Durch die Vermischung einer sozialdemokratischen Kritik an der kapitalistischen Wirtschaft und der libertären Flämmchen der Selbstverwaltung ist der daraus resultierende Mischmasch weder eine ernsthafte Analyse der Gesellschaft, in der wir leben, noch ein Vorschlag für konkrete Maßnahmen. Sie bewegt sich eher zwischen einem Einstiegshandbuch für Wirtschaft und einer veralteten Broschüre. Nichts in ihrer Analyse lässt eine Kritik an den Grundlagen vermuten, die die kapitalistische Gesellschaft – sei es in Zeiten der Rezession oder der Expansion – bestehen lassen, weil sie den Fetisch des wirtschaftlichen Fortschritts und der Entwicklung der Produktivkräfte akzeptiert haben, um dann mit den notwendigen Maßnahmen für eine gerechtere Umverteilung zu spekulieren, die natürlich durch eine „Arbeiter- und soziale Selbstverwaltung“ (?) geht.
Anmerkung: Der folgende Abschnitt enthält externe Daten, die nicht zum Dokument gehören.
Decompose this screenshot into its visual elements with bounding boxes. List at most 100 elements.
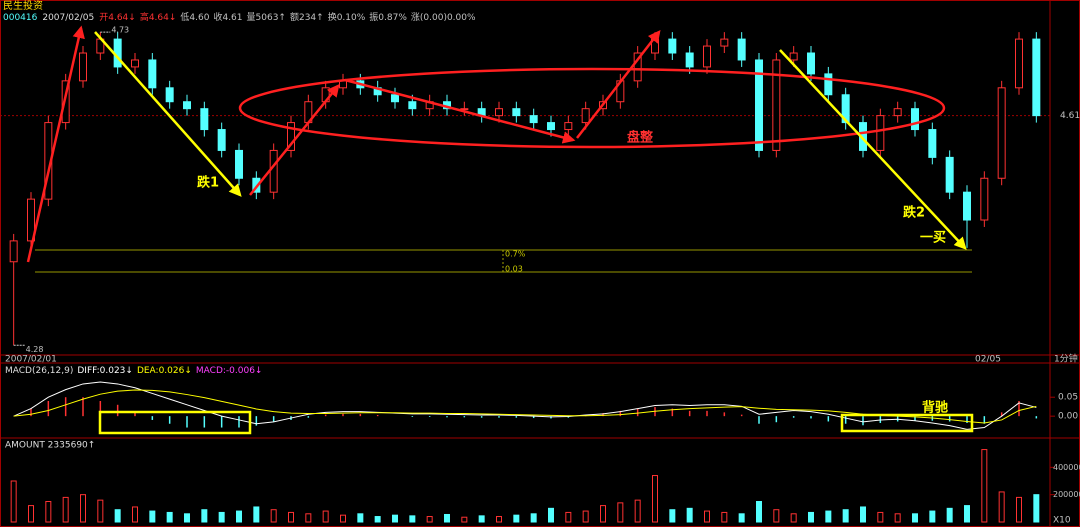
candle-body [269, 149, 278, 193]
amount-bar [946, 507, 953, 523]
annotation: 一买 [920, 231, 946, 246]
candle-body [287, 122, 295, 151]
amount-bar [461, 516, 468, 523]
candle-body [772, 59, 781, 151]
candle-body [945, 156, 954, 193]
amount-bar [114, 509, 121, 523]
amount-bar [340, 514, 346, 523]
amount-bar [45, 501, 52, 523]
quote-field: 低4.60 [180, 11, 209, 23]
amount-bar [392, 514, 398, 523]
amount-bar [28, 505, 34, 523]
quote-line: 000416 2007/02/05 开4.64↓ 高4.64↓ 低4.60 收4.61 量5… [3, 11, 476, 23]
candle-body [148, 59, 157, 89]
amount-bar [773, 509, 780, 523]
amount-bar [201, 509, 208, 523]
quote-field: 收4.61 [213, 11, 242, 23]
amount-bar [288, 511, 294, 523]
candle-body [217, 129, 226, 151]
amount-bar [565, 511, 572, 523]
macd-line [13, 381, 1037, 430]
candle-body [737, 38, 746, 61]
amount-bar [409, 515, 416, 523]
min-marker: 4.28 [26, 345, 44, 354]
annotation: 盘整 [627, 130, 654, 146]
candle-body [633, 52, 642, 82]
max-marker: 4.73 [111, 26, 129, 35]
candle-body [928, 129, 937, 158]
candle-body [183, 101, 191, 110]
candle-body [564, 122, 573, 131]
stock-name: 民生投资 [3, 0, 43, 12]
trend-arrow [94, 31, 242, 197]
candle-body [200, 108, 209, 131]
candle-body [668, 38, 677, 54]
candle-body [980, 177, 989, 221]
candle-body [963, 191, 971, 221]
trend-arrow [576, 30, 661, 139]
candle-body [685, 52, 694, 68]
candle-body [495, 108, 503, 117]
trend-arrow [779, 49, 967, 250]
amount-bar [322, 510, 329, 523]
quote-field: 高4.64↓ [140, 11, 177, 23]
candle-body [581, 108, 590, 124]
candle-body [755, 59, 763, 151]
candle-body [1032, 38, 1041, 117]
amount-bar [1016, 496, 1022, 523]
amount-bar [236, 510, 242, 523]
amount-bar [218, 511, 225, 523]
amount-bar [478, 515, 485, 523]
amount-bar [929, 510, 936, 523]
candle-body [807, 52, 815, 75]
highlight-box [840, 413, 974, 433]
amount-bar [912, 513, 918, 523]
scale-label: X10 [1053, 516, 1071, 526]
drawing-overlay: 跌1 盘整 跌2 一买 背驰 [26, 25, 974, 435]
candle-body [391, 94, 399, 103]
annotation: 跌2 [903, 205, 925, 221]
amount-bar [686, 507, 693, 523]
trend-arrow [26, 25, 85, 263]
candle-body [1015, 38, 1023, 89]
amount-bar [426, 516, 433, 523]
candle-body [512, 108, 521, 117]
amount-bar [270, 509, 277, 523]
amount-bar [790, 513, 797, 523]
candle-body [408, 101, 417, 110]
amount-bar [80, 494, 86, 523]
amount-bar [652, 475, 658, 523]
candle-body [824, 73, 833, 96]
amount-bar [860, 506, 866, 523]
quote-field: 额234↑ [290, 11, 324, 23]
macd-header: MACD(26,12,9) DIFF:0.023↓ DEA:0.026↓ MACD:-… [5, 366, 262, 376]
macd-title: MACD(26,12,9) [5, 366, 73, 376]
candle-body [529, 115, 538, 124]
amount-bar [721, 511, 728, 523]
amount-bar [582, 510, 589, 523]
amount-bar [842, 509, 849, 523]
level-label: 0.7% [505, 250, 526, 259]
candle-body [789, 52, 798, 61]
highlight-box [98, 410, 252, 435]
amount-bar [305, 513, 312, 523]
amount-bar [877, 511, 884, 523]
candle-body [547, 122, 555, 131]
y-tick-label: 0.05 [1058, 393, 1078, 403]
macd-readout: DIFF:0.023↓ [77, 366, 133, 376]
quote-date: 2007/02/05 [42, 13, 94, 23]
trend-arrow [344, 78, 576, 144]
candle-body [703, 45, 711, 68]
amount-bar [149, 510, 156, 523]
candle-body [61, 80, 70, 124]
amount-bar [964, 505, 970, 523]
candle-body [876, 115, 885, 151]
candle-body [720, 38, 729, 47]
amount-bar [530, 513, 537, 523]
candle-body [165, 87, 174, 103]
candle-body [9, 240, 18, 263]
amount-bar [981, 449, 988, 523]
candle-body [235, 149, 243, 179]
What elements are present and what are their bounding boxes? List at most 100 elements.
Indem sie keine Zweifel an den materiellen Grundlagen aufkommen lassen, die sowohl die Perioden der Akkumulation von Mehrwert als auch die Inflationskrisen ermöglichen, vergessen sie immer wieder die sehr wichtige Rolle, die zum Beispiel die Verfügbarkeit von billigem Öl für die Entwicklung des Kapitalismus in diesen letzten hundert Jahren gespielt hat. Deshalb versäumen sie zu erwähnen, dass die zunehmende Enteignung, zu der die Konsolidierung einer industrialisierten Welt geführt hat, jeden Vorschlag zur Wiederaneignung eines Produktionsapparates, der in vielerlei Hinsicht auch für die Zerstörung der sozialen und ökologischen Grundlagen, aus denen er entsteht, verantwortlich ist, sehr schwierig macht.

Ihre „Vorschläge“ entbehren jeder Grundlage, denn das erste, was sie ignoriert haben, ist die Realität, die sie zu verändern versuchen. Sie können sie also sehr wohl auf so vielen Ebenen präsentieren, wie sie wollen – „reformistische, fortschrittliche und fortschrittlich-revolutionäre Maßnahmen“ [sic] -, was sie nicht operativer macht.

Es ist sehr schwierig, diesen „Analysen“ und den daraus resultierenden Konsequenzen zuzuhören, ohne daran zu denken, dass es in der Sozialkritik etwas gibt, das von Grund auf überprüft werden muss; und dass die Zauberlehrlinge im „Krisen“-Diskurs eine perfekte Rechtfertigung für die Wiederholung ihrer Litaneien – Arbeiterführung, Versammlungssyndikalismus, Selbstverwaltung – gefunden haben und hoffen, dass sich die Realität ihren Wünschen anpasst.

Das Prinzip der Realität ist das erste Opfer dieser psychischen Krise, und das ist die erste Hürde, die es zu überwinden gilt, um das verdammte Wort „Krise“ ein für allemal loszuwerden und die Dinge beim Namen zu nennen.